HealthOral Question Period

2:40 p.m.

An hon. member

Stop your yapping.

HealthOral Question Period

2:40 p.m.

Liberal

Pierre Pettigrew Liberal Papineau—Saint-Denis, QC

We understand very well. The hon. member for Rimouski--Neigette-et-la Mitis explained it very well the other day. She said that the Bloc is a watchdog; it is there to bark. It can bark, but we are working toward practical solutions. We want to avoid having Quebeckers sleeping in the doghouse. We invite the people of Quebec inside the house with the masters of the house.

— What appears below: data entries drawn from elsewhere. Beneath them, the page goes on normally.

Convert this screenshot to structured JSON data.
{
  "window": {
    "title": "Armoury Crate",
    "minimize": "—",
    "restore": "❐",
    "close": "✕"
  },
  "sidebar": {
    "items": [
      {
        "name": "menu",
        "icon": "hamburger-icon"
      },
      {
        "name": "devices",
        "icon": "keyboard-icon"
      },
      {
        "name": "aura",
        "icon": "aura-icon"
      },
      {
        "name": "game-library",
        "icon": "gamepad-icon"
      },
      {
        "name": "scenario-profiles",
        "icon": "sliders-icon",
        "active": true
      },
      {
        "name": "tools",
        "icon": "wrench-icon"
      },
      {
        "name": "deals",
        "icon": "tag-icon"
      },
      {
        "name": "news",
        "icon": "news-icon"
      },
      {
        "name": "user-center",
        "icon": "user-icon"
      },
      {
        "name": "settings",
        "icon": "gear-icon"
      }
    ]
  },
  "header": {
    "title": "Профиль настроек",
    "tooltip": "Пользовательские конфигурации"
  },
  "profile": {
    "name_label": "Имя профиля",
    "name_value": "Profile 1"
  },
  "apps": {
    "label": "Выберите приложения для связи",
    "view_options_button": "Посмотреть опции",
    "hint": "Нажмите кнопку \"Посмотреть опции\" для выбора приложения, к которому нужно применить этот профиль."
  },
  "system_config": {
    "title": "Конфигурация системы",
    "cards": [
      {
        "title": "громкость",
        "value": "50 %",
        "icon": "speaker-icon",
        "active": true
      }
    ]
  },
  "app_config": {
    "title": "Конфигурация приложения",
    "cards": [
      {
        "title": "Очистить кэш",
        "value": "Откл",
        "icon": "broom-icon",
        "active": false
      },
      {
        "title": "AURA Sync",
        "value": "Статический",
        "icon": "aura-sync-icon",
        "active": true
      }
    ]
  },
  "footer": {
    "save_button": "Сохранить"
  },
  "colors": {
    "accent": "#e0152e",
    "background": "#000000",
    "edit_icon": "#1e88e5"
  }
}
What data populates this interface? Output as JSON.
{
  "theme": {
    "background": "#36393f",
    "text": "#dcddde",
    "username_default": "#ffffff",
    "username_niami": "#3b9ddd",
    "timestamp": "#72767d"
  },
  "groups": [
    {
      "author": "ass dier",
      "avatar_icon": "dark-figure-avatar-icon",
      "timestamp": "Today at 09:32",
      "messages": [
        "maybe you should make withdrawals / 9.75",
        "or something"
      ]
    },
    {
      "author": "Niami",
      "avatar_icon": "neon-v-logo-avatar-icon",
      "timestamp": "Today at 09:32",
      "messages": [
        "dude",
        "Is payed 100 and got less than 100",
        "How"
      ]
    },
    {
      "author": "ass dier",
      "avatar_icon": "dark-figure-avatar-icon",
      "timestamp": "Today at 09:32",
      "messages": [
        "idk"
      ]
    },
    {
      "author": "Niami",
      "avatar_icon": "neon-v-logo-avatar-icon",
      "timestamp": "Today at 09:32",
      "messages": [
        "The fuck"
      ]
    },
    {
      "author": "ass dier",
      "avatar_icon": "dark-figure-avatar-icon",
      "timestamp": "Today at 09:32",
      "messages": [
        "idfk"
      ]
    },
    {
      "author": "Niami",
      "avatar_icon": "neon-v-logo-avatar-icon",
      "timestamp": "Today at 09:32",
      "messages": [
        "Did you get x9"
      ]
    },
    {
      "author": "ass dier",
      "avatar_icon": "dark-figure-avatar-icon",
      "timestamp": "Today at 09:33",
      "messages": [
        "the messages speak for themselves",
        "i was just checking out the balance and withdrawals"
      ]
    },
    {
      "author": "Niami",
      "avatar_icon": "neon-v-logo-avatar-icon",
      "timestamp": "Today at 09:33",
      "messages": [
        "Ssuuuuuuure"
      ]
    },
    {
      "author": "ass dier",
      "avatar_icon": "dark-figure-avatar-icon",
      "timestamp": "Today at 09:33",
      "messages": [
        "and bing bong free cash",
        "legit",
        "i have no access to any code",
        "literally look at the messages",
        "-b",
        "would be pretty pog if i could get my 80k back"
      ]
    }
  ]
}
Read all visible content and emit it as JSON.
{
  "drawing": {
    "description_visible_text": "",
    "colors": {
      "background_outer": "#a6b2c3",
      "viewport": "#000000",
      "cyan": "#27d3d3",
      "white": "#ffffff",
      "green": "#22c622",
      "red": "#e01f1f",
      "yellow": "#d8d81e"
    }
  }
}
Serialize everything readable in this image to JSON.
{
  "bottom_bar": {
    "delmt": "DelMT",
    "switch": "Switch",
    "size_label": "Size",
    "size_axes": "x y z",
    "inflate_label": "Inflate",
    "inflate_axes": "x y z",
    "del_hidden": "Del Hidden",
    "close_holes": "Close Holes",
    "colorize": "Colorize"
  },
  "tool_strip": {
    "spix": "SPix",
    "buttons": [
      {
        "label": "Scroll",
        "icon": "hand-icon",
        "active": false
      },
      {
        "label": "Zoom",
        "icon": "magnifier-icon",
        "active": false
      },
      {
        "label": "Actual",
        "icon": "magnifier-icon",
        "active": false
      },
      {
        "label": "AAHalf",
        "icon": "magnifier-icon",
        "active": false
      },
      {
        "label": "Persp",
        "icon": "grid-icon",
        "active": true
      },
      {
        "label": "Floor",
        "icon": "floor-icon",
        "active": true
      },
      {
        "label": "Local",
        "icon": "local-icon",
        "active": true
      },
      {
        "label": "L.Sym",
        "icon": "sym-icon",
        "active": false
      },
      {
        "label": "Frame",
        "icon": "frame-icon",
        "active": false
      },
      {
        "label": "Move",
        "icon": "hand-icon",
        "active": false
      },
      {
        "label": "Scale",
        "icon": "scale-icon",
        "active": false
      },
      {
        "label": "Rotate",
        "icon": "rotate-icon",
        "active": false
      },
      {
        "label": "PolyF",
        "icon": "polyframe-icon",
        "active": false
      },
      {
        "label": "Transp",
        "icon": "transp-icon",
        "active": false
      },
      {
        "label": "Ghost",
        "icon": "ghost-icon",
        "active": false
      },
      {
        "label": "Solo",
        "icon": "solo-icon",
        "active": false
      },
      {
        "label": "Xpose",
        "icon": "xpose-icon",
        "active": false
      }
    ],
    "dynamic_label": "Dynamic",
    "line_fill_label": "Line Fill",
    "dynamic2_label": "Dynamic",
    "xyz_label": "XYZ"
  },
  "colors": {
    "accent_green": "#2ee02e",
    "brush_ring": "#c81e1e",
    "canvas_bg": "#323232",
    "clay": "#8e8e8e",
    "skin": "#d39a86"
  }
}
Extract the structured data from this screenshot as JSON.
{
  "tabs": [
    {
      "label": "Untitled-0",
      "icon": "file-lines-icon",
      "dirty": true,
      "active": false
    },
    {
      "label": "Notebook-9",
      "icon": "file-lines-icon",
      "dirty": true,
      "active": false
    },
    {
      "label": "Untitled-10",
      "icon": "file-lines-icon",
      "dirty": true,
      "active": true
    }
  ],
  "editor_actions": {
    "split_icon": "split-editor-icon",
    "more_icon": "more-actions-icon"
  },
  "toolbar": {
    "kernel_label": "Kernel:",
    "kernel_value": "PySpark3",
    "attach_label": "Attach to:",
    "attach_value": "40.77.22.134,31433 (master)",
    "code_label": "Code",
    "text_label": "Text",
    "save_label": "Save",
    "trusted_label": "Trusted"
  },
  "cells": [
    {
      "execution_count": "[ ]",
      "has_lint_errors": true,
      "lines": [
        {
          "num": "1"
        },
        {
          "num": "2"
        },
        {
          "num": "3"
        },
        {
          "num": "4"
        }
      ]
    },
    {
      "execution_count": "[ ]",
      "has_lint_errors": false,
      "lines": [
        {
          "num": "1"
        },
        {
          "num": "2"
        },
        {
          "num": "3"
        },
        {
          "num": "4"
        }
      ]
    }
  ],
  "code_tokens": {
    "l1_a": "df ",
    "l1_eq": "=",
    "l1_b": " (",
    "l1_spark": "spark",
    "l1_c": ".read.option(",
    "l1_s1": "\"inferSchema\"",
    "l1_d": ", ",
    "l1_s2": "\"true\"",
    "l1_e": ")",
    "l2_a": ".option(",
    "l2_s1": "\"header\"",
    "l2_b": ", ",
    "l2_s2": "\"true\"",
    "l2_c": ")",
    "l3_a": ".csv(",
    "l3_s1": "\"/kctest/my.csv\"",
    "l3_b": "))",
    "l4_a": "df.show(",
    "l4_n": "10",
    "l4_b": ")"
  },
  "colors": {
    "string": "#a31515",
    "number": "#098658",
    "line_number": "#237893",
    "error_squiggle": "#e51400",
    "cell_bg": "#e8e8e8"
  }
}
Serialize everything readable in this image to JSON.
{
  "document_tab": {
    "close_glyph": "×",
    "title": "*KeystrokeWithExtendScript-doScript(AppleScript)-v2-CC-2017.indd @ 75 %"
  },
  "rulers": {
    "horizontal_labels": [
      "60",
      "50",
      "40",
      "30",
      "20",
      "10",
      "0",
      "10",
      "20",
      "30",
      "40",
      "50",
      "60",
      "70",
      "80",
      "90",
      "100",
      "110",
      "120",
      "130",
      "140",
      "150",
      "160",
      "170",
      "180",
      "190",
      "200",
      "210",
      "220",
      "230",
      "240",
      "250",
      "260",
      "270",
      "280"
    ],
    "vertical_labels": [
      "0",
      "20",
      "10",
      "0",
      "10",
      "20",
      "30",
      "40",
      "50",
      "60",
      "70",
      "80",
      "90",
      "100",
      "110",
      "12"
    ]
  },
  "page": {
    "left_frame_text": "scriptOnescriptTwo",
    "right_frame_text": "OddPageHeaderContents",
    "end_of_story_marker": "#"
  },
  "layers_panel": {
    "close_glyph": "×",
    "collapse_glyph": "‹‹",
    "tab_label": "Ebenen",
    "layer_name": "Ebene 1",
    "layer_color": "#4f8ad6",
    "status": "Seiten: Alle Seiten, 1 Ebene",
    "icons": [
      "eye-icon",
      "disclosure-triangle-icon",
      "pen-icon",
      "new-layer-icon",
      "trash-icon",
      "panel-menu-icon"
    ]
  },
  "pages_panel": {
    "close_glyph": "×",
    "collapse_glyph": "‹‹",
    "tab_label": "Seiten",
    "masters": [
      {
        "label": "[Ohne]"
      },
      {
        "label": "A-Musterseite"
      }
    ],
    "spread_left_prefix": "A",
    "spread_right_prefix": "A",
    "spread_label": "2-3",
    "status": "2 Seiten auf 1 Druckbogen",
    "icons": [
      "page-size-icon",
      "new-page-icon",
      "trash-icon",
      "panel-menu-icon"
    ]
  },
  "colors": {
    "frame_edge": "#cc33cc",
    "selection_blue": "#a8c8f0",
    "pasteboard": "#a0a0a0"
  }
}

The BudgetOral Question Period

March 31st, 2004 / 2:45 p.m.

Bloc

Pierre Paquette Bloc Joliette, QC

Mr. Speaker, the budget brought down by Quebec's Minister of Finance is a convincing illustration of the impact on Quebec's public finances of the fiscal imbalance between the federal government, the provinces and Quebec.

Will the Minister of Finance admit that his recent budget has had a harmful effect on the finances of Quebec and the provinces, as Yves Séguin has said? That is the truth.

The BudgetOral Question Period

2:45 p.m.

Wascana Saskatchewan

Liberal

Ralph Goodale LiberalMinister of Finance

Mr. Speaker, I am pleased that Quebec's budget documents show that equalization changes flow not from cuts from the federal government but from the functioning of the existing formula. I am pleased that Quebec has acknowledged federal assistance and flexibility in managing equalization going forward, and I am pleased that Quebec has been able to increase its spending, cut its taxes and declare 2003-04 in balance.

The BudgetOral Question Period

2:45 p.m.

Bloc

Pierre Paquette Bloc Joliette, QC

Mr. Speaker, it is true that equalization reform was announced in the recent federal budget, but according to Mr. Séguin—and this is also true—the shortfalls Quebec has been denouncing for 20 years are unfortunately still present.

Is the Minister of Finance aware that the changes unilaterally imposed on the provinces and Quebec will cause further deterioration in the public finances of the provinces and Quebec?